Before we'd done a couple of travellers rode up. Jonathan's place was getting a deal more custom now -- it lay near about the straight line for the Turon, and came to be known as a pretty comfortable shop. Jonathan came in with them, and gave us a wink as much as to say, 'It's all right.'
'These gentlemen's just come up from Sydney,' he said, 'not long from England, and wants to see the diggings. I told 'em you might be going that way, and could show 'em the road.'
'Very happy,' says Starlight. 'I am from Port Phillip last myself, and think of going back by Honolulu after I've made the round of the colonies. My good friends and travelling companions are on their way for the Darling. We can all travel together.'
'What a fortunate thing we came here, Clifford, eh?' says one young fellow, putting up his eyeglass. 'You wanted to push on. Now we shall have company, and not lose our way in this beastly "bush", as they call it.'
'Well, it does look like luck,' says the other man. 'I was beginning to think the confounded place was getting farther off every day. Can you show us our rooms, if you please? I suppose we couldn't have a bath?'
'Oh yes, you can,' said Maddie; 'there's the creek at the bottom of the garden, only there's snakes now and then at night. I'll get you towels.'
'In that case I think I shall prefer to wait till the morning,' says the tall man. 'It will be something to look forward to.'
We were afraid the strangers would have spoiled our fun for the evening, but they didn't; we made out afterwards that the tall one was a lord. They were just like anybody else, and when we got the piano to work after tea they made themselves pleasant enough, and Starlight sang a song or two -- he could sing, and no mistake, when he liked -- and then one of them played a waltz and the girls danced together, and Starlight had some champagne in, said it was his birthday, and he'd just thought of it, and they got quite friendly and jolly before we turned in.

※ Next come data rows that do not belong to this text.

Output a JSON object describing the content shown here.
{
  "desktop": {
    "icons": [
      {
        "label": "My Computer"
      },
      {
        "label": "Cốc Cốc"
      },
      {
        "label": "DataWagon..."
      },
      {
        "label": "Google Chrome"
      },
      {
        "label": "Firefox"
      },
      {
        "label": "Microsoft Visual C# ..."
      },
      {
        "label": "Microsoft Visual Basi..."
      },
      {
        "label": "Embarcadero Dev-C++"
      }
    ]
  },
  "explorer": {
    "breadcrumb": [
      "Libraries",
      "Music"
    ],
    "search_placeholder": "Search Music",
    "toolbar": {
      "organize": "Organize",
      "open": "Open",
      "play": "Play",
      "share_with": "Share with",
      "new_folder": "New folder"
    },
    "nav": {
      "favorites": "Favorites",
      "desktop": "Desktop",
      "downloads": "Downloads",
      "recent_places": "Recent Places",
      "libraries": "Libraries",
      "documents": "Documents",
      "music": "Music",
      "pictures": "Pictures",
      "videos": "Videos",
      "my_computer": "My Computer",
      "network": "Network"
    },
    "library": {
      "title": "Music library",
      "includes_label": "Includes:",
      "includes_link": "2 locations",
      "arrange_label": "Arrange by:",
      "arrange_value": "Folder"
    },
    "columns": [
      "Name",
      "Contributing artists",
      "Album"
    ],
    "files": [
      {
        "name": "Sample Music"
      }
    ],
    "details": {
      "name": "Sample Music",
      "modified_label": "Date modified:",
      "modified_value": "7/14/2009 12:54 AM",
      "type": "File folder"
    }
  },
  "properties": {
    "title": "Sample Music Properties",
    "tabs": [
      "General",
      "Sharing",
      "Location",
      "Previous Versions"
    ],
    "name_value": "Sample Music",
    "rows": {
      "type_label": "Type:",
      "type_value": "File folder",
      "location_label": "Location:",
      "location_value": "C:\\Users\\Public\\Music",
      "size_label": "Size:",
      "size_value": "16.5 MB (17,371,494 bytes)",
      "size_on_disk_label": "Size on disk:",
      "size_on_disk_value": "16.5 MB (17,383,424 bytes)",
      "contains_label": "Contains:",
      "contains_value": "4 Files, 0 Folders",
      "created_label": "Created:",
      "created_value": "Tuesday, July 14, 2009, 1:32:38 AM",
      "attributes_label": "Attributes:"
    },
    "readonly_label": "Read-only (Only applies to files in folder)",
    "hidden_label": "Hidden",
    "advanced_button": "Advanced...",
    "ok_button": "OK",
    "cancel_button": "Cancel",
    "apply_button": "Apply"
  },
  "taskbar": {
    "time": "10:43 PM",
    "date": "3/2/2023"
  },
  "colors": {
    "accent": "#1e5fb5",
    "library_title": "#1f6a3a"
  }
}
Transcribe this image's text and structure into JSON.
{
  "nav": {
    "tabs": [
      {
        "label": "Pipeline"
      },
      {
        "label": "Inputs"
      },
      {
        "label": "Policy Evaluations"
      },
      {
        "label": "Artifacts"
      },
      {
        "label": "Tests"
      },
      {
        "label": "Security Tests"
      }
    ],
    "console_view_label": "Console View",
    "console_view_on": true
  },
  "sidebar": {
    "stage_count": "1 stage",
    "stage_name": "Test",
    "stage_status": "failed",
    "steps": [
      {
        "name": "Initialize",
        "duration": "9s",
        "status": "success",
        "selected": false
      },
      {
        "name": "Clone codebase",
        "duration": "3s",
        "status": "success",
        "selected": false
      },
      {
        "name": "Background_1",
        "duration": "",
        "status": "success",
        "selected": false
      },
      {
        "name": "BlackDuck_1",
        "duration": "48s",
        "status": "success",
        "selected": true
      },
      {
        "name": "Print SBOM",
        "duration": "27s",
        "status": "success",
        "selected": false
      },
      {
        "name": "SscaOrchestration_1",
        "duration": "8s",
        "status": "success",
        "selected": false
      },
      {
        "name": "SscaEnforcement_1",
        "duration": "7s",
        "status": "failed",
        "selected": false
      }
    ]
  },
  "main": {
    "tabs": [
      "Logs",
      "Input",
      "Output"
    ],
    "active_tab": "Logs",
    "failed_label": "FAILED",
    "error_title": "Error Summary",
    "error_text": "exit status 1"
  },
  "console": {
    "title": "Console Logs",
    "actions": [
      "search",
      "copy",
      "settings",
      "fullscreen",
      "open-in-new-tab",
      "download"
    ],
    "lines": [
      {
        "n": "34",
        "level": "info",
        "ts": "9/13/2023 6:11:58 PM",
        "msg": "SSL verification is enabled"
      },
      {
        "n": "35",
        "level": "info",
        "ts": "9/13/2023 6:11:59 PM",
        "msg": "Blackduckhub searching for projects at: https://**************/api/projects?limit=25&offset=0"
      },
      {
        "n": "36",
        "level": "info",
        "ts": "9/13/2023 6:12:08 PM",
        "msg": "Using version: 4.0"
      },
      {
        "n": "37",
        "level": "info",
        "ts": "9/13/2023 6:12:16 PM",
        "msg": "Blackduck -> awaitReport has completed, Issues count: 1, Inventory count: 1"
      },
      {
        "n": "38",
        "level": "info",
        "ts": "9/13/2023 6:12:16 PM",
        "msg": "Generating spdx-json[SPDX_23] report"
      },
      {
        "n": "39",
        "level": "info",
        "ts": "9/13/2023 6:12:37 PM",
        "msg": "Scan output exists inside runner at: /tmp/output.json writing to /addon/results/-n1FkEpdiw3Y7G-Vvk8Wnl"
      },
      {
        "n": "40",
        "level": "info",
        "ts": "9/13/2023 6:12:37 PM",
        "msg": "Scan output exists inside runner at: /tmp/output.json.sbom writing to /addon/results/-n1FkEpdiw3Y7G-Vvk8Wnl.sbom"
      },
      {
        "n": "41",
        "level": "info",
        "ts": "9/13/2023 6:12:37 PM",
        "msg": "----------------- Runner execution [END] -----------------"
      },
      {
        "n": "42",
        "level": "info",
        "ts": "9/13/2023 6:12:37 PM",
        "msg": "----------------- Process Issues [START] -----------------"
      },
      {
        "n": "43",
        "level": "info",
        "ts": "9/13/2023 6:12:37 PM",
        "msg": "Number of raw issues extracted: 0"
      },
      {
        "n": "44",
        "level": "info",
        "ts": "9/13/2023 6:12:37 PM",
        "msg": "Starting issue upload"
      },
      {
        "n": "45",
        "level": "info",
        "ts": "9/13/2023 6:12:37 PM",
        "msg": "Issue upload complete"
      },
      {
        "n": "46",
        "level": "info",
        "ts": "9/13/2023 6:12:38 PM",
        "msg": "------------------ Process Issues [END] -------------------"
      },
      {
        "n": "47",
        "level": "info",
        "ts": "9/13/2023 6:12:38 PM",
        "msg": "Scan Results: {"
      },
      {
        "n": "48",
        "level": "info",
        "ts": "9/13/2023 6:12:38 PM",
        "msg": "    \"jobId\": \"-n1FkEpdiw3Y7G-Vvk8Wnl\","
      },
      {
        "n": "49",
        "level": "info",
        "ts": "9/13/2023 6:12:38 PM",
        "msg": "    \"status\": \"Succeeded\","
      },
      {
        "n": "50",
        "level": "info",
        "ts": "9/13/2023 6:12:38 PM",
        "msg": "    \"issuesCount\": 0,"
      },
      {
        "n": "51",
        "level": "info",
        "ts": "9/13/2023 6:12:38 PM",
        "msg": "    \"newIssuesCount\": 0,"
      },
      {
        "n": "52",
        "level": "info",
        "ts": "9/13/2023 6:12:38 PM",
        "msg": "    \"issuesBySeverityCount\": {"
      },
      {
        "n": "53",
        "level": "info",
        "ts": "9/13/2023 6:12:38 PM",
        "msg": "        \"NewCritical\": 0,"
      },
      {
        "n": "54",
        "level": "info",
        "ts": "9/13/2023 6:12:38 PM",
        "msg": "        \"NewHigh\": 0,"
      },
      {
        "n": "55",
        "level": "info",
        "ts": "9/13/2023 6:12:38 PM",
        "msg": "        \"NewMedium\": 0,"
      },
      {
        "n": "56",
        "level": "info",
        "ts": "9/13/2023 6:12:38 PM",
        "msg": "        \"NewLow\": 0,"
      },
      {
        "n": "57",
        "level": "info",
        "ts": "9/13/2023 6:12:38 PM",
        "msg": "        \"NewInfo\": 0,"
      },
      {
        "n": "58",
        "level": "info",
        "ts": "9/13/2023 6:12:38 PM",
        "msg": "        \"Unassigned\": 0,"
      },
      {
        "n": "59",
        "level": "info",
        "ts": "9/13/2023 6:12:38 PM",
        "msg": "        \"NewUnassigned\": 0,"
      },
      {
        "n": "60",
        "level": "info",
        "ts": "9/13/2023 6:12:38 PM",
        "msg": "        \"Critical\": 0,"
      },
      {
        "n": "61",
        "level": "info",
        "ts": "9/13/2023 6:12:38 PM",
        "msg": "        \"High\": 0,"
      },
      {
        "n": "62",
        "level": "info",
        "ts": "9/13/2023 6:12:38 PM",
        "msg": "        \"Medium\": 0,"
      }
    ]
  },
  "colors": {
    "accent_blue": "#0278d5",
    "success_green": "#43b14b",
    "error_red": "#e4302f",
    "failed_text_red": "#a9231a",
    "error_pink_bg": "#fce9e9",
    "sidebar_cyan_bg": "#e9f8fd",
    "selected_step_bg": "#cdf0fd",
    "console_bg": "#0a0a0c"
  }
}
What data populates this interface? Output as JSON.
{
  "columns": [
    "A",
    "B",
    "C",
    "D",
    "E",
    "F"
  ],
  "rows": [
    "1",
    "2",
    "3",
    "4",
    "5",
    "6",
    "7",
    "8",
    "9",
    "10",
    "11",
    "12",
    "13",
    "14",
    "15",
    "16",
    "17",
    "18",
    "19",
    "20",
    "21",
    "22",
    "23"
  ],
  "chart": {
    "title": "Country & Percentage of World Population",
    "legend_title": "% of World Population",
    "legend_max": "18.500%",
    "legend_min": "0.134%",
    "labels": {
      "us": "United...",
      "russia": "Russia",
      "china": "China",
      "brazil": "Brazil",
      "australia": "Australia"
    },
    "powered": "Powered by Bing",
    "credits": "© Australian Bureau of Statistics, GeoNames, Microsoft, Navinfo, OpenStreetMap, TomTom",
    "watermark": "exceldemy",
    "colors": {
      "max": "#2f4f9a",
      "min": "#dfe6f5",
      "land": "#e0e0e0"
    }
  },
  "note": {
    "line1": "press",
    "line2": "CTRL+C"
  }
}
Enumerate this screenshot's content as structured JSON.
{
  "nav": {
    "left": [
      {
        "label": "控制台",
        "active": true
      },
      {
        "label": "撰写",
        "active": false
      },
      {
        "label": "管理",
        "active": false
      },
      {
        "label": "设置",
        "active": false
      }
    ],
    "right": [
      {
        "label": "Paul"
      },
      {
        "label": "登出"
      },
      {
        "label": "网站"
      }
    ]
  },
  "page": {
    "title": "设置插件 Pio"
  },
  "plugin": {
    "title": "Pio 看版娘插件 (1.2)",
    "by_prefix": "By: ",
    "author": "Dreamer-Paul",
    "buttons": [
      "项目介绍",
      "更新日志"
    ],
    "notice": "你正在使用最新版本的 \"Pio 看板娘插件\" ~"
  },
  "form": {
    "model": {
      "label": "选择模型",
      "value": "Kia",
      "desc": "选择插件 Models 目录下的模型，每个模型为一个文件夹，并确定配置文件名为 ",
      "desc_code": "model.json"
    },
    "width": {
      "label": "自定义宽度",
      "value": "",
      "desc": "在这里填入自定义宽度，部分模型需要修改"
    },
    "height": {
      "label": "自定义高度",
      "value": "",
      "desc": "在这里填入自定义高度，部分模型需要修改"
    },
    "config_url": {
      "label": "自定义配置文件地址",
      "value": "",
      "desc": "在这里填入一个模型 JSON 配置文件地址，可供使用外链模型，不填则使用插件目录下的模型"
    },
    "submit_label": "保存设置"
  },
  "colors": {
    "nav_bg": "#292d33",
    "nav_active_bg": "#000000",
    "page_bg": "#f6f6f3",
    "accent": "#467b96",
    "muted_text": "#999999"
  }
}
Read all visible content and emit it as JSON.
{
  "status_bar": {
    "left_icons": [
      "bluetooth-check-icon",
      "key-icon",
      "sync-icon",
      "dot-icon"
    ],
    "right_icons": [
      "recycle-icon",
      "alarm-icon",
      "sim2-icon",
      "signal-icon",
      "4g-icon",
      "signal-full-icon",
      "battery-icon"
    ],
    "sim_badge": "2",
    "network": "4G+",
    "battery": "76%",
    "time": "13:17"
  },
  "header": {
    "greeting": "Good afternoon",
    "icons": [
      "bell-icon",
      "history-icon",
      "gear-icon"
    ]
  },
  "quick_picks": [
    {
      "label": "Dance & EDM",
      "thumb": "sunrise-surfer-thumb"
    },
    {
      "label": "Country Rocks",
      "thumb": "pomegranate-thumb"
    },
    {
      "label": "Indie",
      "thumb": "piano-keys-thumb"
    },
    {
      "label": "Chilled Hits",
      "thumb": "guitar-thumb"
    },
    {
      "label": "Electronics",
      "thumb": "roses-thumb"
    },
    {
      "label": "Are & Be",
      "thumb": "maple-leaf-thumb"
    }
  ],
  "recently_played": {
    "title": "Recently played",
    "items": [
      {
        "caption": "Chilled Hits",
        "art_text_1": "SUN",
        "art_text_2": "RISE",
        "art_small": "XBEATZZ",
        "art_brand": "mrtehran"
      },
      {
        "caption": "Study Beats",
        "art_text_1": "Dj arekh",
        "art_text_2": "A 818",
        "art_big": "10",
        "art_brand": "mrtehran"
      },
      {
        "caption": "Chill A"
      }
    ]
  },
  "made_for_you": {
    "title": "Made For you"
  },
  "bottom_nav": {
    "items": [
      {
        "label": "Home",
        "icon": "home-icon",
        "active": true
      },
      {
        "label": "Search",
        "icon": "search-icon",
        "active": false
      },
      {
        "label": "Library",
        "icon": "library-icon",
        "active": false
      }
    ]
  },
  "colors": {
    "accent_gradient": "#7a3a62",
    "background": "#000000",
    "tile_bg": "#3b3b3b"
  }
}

Next day we made a start, promising the girls a nugget each for a ring out of the first gold we got, and they promised to write to us and tell us if they heard any news. They knew what to say, and we shouldn't be caught simple if they could help it. Jim took care, though, to keep well off the road, and take all the short cuts he knew. We weren't quite safe till we was in the thick of the mining crowd. That's the best place for a man, or woman either, to hide that wants to drop out of sight and never be seen again. Many a time I've known a man, called Jack or Tom among the diggers, and never thought of as anything else, working like them, drinking and taking his pleasure and dressing like them, till he made his pile or died, or something, and then it turned out he was the Honourable Mr. So-and-So, Captain This, or Major That; perhaps the Reverend Somebody -- though that didn't happen often.
We were all the more contented, though, when we heard the row of the cradles and the clang and bang of the stampers in the quartz-crushing batteries again, and saw the big crowd moving up and down like a hill of ants, the same as when we'd left Turon last. As soon as we got into the main street we parted. Jim and I touched our hats and said good-bye to Starlight and the other two, who went away to the crack hotel. We went and made a camp down by the creek, so that we might turn to and peg out a claim, or buy out a couple of shares, first thing in the morning.